Something to look forward to: Microsoft is partnering with the VA to allow disabled veterans to play video games. Not only will this empower vets who are struggling to adapt to civilian life, but also allow Microsoft to improve upon their Adaptive Controller to allow even more people to play games.

Microsoft's Xbox Adaptive Controller was one of the more genuine gaming moments of 2018. The sheer number of inputs made gaming more accessible to people who would not otherwise be able to use a standard controller due to any number of disabilities. To further the goal of inclusive gaming, Microsoft is now partnering with the U.S. Department of Veteran Affairs to deploy the Adaptive Controller to select rehab facilities and allow veterans to play games again.

Returning from active duty can be a bit traumatizing for many veterans. The sudden change from hectic battlefield to normal civilian life can be unsettling. Microsoft believes that video games can help ease stress by offering the familiarity and camaraderie that can come through video games.

"We're looking for platforms for veterans to interact with each other, and the Xbox Adaptive Controller can be that access point to get involved in this world and in the gaming community," says Dr. Leif Nelson of National Veterans Sports Programs for the VA. "Gaming is now everywhere in the world, and while people tend to think of it as isolating, we're finding that it actually has the opposite effect and can increase interactions with other veterans and folks who are non-veterans. I think this can be a tool in the rehabilitation process to achieve a lot of different goals."

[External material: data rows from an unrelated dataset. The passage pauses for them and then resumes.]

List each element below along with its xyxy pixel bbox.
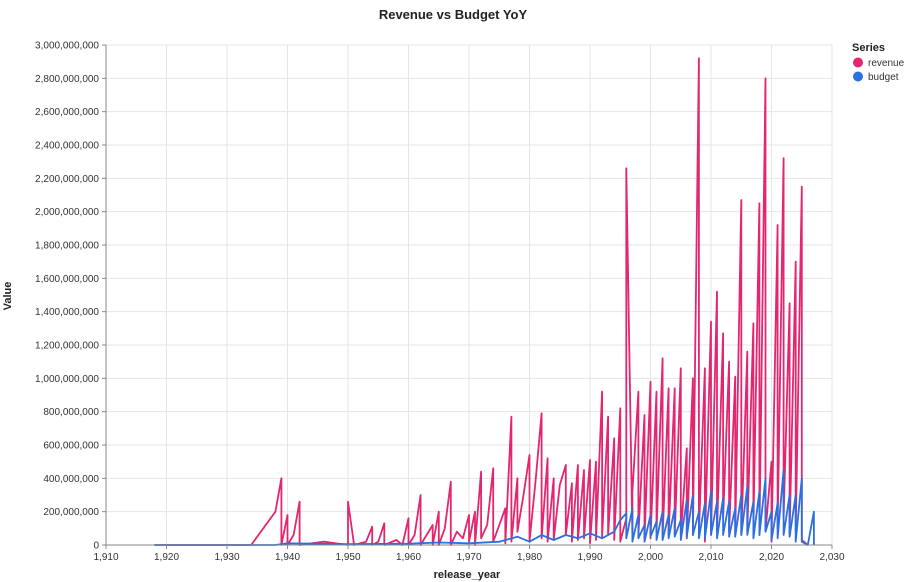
x-axis-title: release_year: [434, 569, 501, 581]
y-tick-label: 600,000,000: [43, 441, 99, 452]
y-tick-label: 2,600,000,000: [35, 107, 99, 118]
series-line-revenue: [154, 57, 809, 546]
y-axis-title: Value: [2, 282, 14, 311]
legend-swatch-budget: [853, 71, 863, 82]
y-tick-label: 0: [93, 541, 99, 552]
x-tick-label: 2,020: [759, 552, 784, 563]
y-tick-label: 800,000,000: [43, 407, 99, 418]
y-tick-label: 2,200,000,000: [35, 174, 99, 185]
legend-title: Series: [852, 42, 885, 54]
legend: Series revenue budget: [852, 42, 905, 83]
series-line-budget: [154, 469, 815, 546]
y-tick-label: 1,800,000,000: [35, 241, 99, 252]
x-tick-label: 2,000: [638, 552, 663, 563]
y-tick-label: 1,600,000,000: [35, 274, 99, 285]
x-tick-label: 2,010: [698, 552, 723, 563]
y-tick-label: 2,000,000,000: [35, 207, 99, 218]
y-tick-label: 1,200,000,000: [35, 341, 99, 352]
x-tick-label: 1,940: [275, 552, 300, 563]
y-tick-label: 2,800,000,000: [35, 74, 99, 85]
x-axis: 1,910 1,920 1,930 1,940 1,950 1,960 1,970 1,980…: [93, 544, 845, 563]
x-tick-label: 1,960: [396, 552, 421, 563]
x-tick-label: 1,950: [335, 552, 360, 563]
series-layer: [154, 57, 815, 546]
x-tick-label: 1,920: [154, 552, 179, 563]
x-tick-label: 1,990: [577, 552, 602, 563]
x-tick-label: 1,930: [214, 552, 239, 563]
y-tick-label: 400,000,000: [43, 474, 99, 485]
y-tick-label: 200,000,000: [43, 507, 99, 518]
x-tick-label: 2,030: [819, 552, 844, 563]
x-tick-label: 1,970: [456, 552, 481, 563]
legend-label-revenue: revenue: [868, 58, 905, 69]
y-tick-label: 1,400,000,000: [35, 307, 99, 318]
legend-swatch-revenue: [853, 57, 863, 68]
x-tick-label: 1,910: [93, 552, 118, 563]
legend-label-budget: budget: [868, 72, 899, 83]
y-tick-label: 3,000,000,000: [35, 41, 99, 52]
x-tick-label: 1,980: [517, 552, 542, 563]
y-tick-label: 1,000,000,000: [35, 374, 99, 385]
y-axis: 0 200,000,000 400,000,000 600,000,000 800,00…: [35, 41, 107, 552]
y-tick-label: 2,400,000,000: [35, 141, 99, 152]
chart-title: Revenue vs Budget YoY: [379, 7, 528, 22]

Jeff Holguin was one of the veterans highlighted in Microsoft's announcement:

For Jeff Holguin, gaming was a way to cope with the depression and post-traumatic stress disorder he experienced after being discharged from the U.S. Coast Guard in 2003 following an injury. He'd planned on a career in the military, but that identity was suddenly gone. Facing a series of surgeries and feeling adrift in the civilian world, Holguin isolated himself. He turned to gaming, an activity he'd enjoyed since childhood, and found the sense of inclusion he was craving.

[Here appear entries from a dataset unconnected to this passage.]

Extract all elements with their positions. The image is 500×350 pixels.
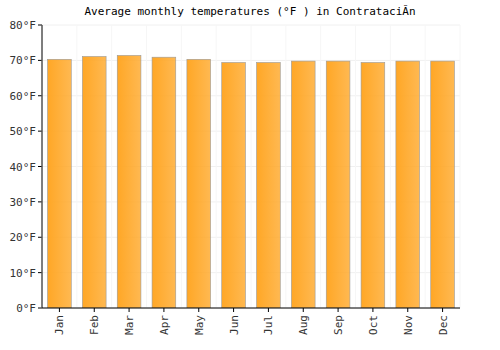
y-tick-label: 80°F: [10, 19, 37, 32]
y-tick-label: 10°F: [10, 267, 37, 280]
y-tick: [38, 25, 42, 26]
y-tick-label: 70°F: [10, 54, 37, 67]
grid-line-v: [76, 25, 77, 308]
y-tick: [38, 131, 42, 132]
grid-line-v: [460, 25, 461, 308]
x-tick: [372, 308, 373, 312]
x-tick-label: Jun: [228, 315, 241, 335]
bar: [291, 61, 315, 308]
bar: [187, 59, 211, 308]
x-tick-label: Oct: [367, 315, 380, 335]
bar: [431, 61, 455, 308]
y-axis: [42, 25, 43, 308]
bar: [222, 62, 246, 308]
bar: [361, 62, 385, 308]
x-tick: [442, 308, 443, 312]
x-tick-label: Nov: [402, 315, 415, 335]
chart: Average monthly temperatures (°F ) in Co…: [0, 0, 500, 350]
grid-line-v: [285, 25, 286, 308]
x-tick-label: Dec: [437, 315, 450, 335]
y-tick: [38, 201, 42, 202]
grid-line-v: [355, 25, 356, 308]
y-tick: [38, 166, 42, 167]
x-tick-label: Aug: [297, 315, 310, 335]
grid-line-v: [181, 25, 182, 308]
y-tick-label: 60°F: [10, 90, 37, 103]
x-tick: [198, 308, 199, 312]
y-tick: [38, 237, 42, 238]
y-tick: [38, 95, 42, 96]
x-tick-label: Jul: [262, 315, 275, 335]
bar: [326, 61, 350, 308]
x-tick-label: May: [193, 315, 206, 335]
bars: [48, 55, 455, 308]
grid-line-v: [320, 25, 321, 308]
y-tick: [38, 60, 42, 61]
x-tick-label: Feb: [88, 315, 101, 335]
y-tick: [38, 272, 42, 273]
grid-line-v: [390, 25, 391, 308]
x-tick: [163, 308, 164, 312]
grid-line-v: [251, 25, 252, 308]
x-tick: [268, 308, 269, 312]
grid-line: [42, 308, 460, 309]
x-tick: [129, 308, 130, 312]
bar: [257, 62, 281, 308]
x-tick: [233, 308, 234, 312]
bar: [82, 56, 106, 308]
grid-line-v: [216, 25, 217, 308]
grid-line-v: [425, 25, 426, 308]
x-tick: [94, 308, 95, 312]
y-tick-label: 40°F: [10, 161, 37, 174]
bar: [152, 57, 176, 308]
grid-line-v: [42, 25, 43, 308]
x-tick-label: Mar: [123, 315, 136, 335]
y-tick-label: 0°F: [16, 302, 36, 315]
bar: [117, 55, 141, 308]
x-axis: [42, 308, 460, 309]
bar: [396, 61, 420, 308]
bar: [48, 59, 72, 308]
title: Average monthly temperatures (°F ) in Co…: [84, 5, 415, 18]
x-tick-label: Sep: [332, 315, 345, 335]
y-tick-label: 20°F: [10, 231, 37, 244]
grid-line-v: [111, 25, 112, 308]
x-tick: [407, 308, 408, 312]
x-tick-label: Apr: [158, 315, 171, 335]
x-tick: [59, 308, 60, 312]
x-tick: [338, 308, 339, 312]
y-tick-label: 50°F: [10, 125, 37, 138]
x-tick: [303, 308, 304, 312]
y-tick-label: 30°F: [10, 196, 37, 209]
grid-line-v: [146, 25, 147, 308]
y-tick: [38, 308, 42, 309]
x-tick-label: Jan: [53, 315, 66, 335]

"It gave me an outlet, a virtual efficacy within a world that I didn't feel like I had a place in anymore," says Holguin. "I made a lot of social connections and friends through that virtual space."

Holguin went back to school, studying clinical psychology with a focus on trauma and PTSD. He has designed research for Microsoft around mixed-reality devices and learning outcomes and is also a clinical psychology doctoral intern at the Northern Arizona VA Health Care System in Prescott, Arizona. For Holguin, gaming provided a space where he could gradually reintegrate into post-military life.

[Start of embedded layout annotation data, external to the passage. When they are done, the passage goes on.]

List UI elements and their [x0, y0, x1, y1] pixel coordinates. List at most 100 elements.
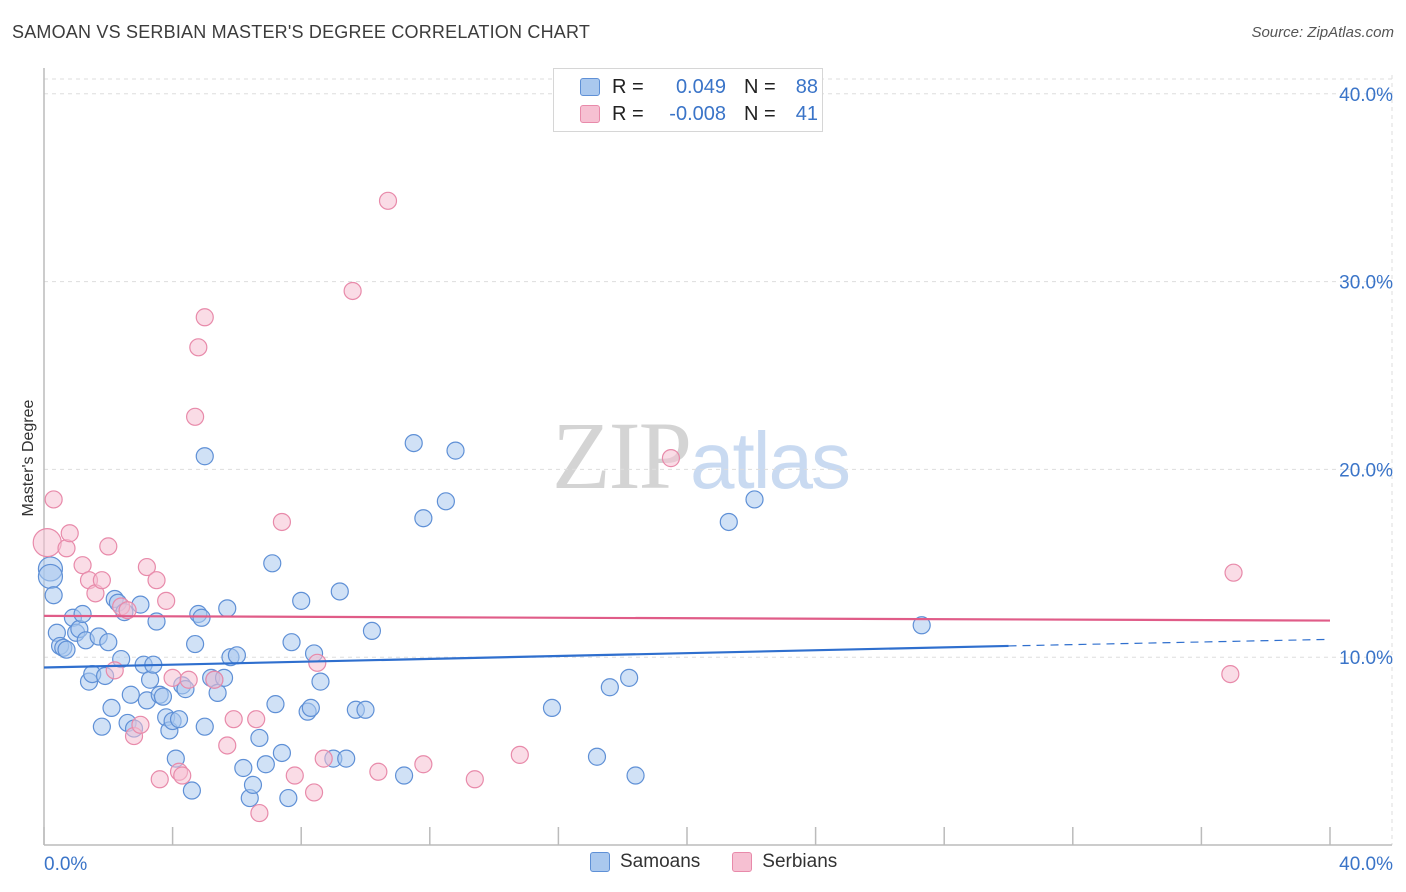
- samoan-point: [279, 788, 298, 808]
- samoan-point: [600, 678, 619, 697]
- samoan-point: [140, 670, 160, 689]
- r-value: -0.008: [669, 102, 726, 125]
- serbian-point: [179, 670, 198, 689]
- serbian-point: [414, 755, 433, 774]
- samoan-point: [620, 668, 639, 687]
- samoan-point: [292, 591, 311, 610]
- samoan-point: [243, 775, 263, 795]
- serbian-point: [1221, 664, 1240, 684]
- serbian-point: [1224, 563, 1243, 582]
- x-tick-label: 0.0%: [44, 854, 87, 875]
- samoan-point: [250, 728, 269, 748]
- serbian-point: [224, 710, 243, 729]
- serbian-point: [272, 512, 292, 532]
- samoan-point: [218, 599, 237, 618]
- samoan-point: [362, 621, 382, 641]
- samoan-point: [192, 608, 211, 627]
- serbians-trend-line: [43, 614, 1331, 622]
- samoan-point: [92, 717, 111, 736]
- samoan-point: [912, 616, 931, 635]
- serbian-point: [147, 571, 166, 590]
- samoan-point: [73, 604, 92, 624]
- samoan-point: [263, 554, 282, 573]
- trend-lines: [43, 614, 1331, 669]
- samoan-point: [719, 512, 738, 532]
- serbians-legend-swatch: [732, 852, 753, 872]
- samoan-point: [394, 766, 414, 785]
- r-label: R =: [612, 75, 644, 98]
- samoan-point: [337, 749, 356, 768]
- samoan-point: [57, 640, 76, 659]
- samoan-point: [234, 758, 253, 778]
- y-tick-label: 40.0%: [1339, 85, 1393, 106]
- samoans-trend-extension: [1008, 638, 1331, 647]
- axes: [43, 68, 1392, 846]
- r-label: R =: [612, 102, 644, 125]
- serbian-point: [510, 745, 529, 764]
- x-tick-label: 40.0%: [1339, 854, 1393, 875]
- serbians-swatch: [580, 105, 600, 123]
- samoan-point: [37, 563, 64, 590]
- samoan-point: [446, 441, 465, 460]
- stats-legend: R = 0.049 N = 88 R = -0.008 N = 41: [553, 68, 823, 132]
- samoan-point: [356, 700, 375, 719]
- serbian-point: [465, 770, 484, 789]
- grid: [44, 75, 1393, 845]
- samoan-point: [266, 695, 285, 714]
- serbian-point: [105, 661, 124, 680]
- samoan-point: [311, 672, 330, 691]
- serbian-point: [150, 770, 169, 789]
- serbian-point: [369, 762, 388, 781]
- y-axis-label: Master's Degree: [20, 399, 37, 516]
- serbian-point: [92, 571, 111, 590]
- samoan-point: [745, 490, 764, 509]
- serbian-point: [57, 539, 76, 558]
- samoan-point: [182, 781, 201, 800]
- samoan-point: [44, 586, 63, 605]
- serbian-point: [308, 653, 327, 672]
- source-credit: Source: ZipAtlas.com: [1251, 24, 1394, 41]
- serbian-point: [32, 528, 62, 558]
- legend-item-serbians: Serbians: [732, 851, 837, 873]
- samoan-point: [256, 755, 275, 774]
- n-value: 41: [795, 102, 818, 125]
- serbian-point: [195, 308, 214, 327]
- serbian-point: [173, 766, 192, 785]
- samoan-point: [404, 433, 423, 453]
- series-legend: Samoans Serbians: [590, 851, 869, 873]
- samoan-point: [436, 492, 455, 511]
- serbian-point: [131, 715, 150, 734]
- serbian-point: [118, 601, 137, 620]
- y-tick-label: 30.0%: [1339, 273, 1393, 294]
- serbian-point: [205, 670, 224, 689]
- samoan-point: [282, 633, 301, 652]
- serbian-point: [304, 783, 324, 802]
- serbian-point: [314, 749, 333, 768]
- n-label: N =: [744, 102, 776, 125]
- serbian-point: [343, 281, 362, 301]
- samoan-point: [414, 509, 433, 528]
- samoans-legend-swatch: [590, 852, 610, 872]
- serbian-point: [60, 524, 79, 543]
- legend-item-samoans: Samoans: [590, 851, 700, 873]
- samoan-point: [301, 698, 320, 718]
- legend-label-samoans: Samoans: [620, 851, 701, 872]
- chart-title: SAMOAN VS SERBIAN MASTER'S DEGREE CORREL…: [12, 22, 591, 42]
- serbian-point: [247, 710, 266, 729]
- tick-labels: 10.0% 20.0% 30.0% 40.0% 0.0% 40.0% Master's De…: [20, 85, 1393, 875]
- samoan-point: [330, 582, 349, 601]
- serbian-point: [218, 736, 237, 755]
- samoan-point: [195, 717, 214, 736]
- legend-row-samoans: R = 0.049 N = 88: [580, 75, 818, 99]
- y-tick-label: 20.0%: [1339, 460, 1393, 481]
- samoan-point: [99, 633, 118, 652]
- serbian-point: [163, 668, 182, 687]
- samoan-point: [195, 447, 214, 466]
- points: [32, 191, 1243, 823]
- serbian-point: [661, 449, 681, 468]
- serbian-point: [189, 338, 208, 357]
- samoan-point: [626, 766, 645, 785]
- serbian-point: [44, 490, 63, 509]
- samoan-point: [186, 634, 205, 654]
- legend-row-serbians: R = -0.008 N = 41: [580, 102, 818, 126]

"It was a sense of belonging and a sense of safety," he says. "When you have trauma and you're depressed, sometimes even just a little bit of stimulation is too much and you just don't have the cognitive or emotional resources to deal with other people's well-meaning interactivity.

"Gaming gives you what we might call exposure therapy, meaning you get a little bit of socialization, but when you're ready to turn it off you can turn it off," Holguin says. "Gaming provided some significant therapeutic value for me."

The partnership with the VA will start with an initial 22 rehabilitation centers. The goal is to better understand how the Adaptive Controller will work for veterans. In an interview with The Verge, Xbox chief Phil Spencer stated that Microsoft wants to get feedback in order to further improve the capabilities of the Adaptive Controller.

In the same interview, Spencer revealed that Microsoft wants the Adaptive Controller to be platform agnostic, even working on rival consoles.

"Our conversations with other platforms about supporting the Adaptive Controllers been positive," says Spencer. "We've talked to Valve about it, we've talked to Nintendo about it, we've talked to Sony about it. This isn't something where I feel like we've got to break down some walls. My hope is that it's just time."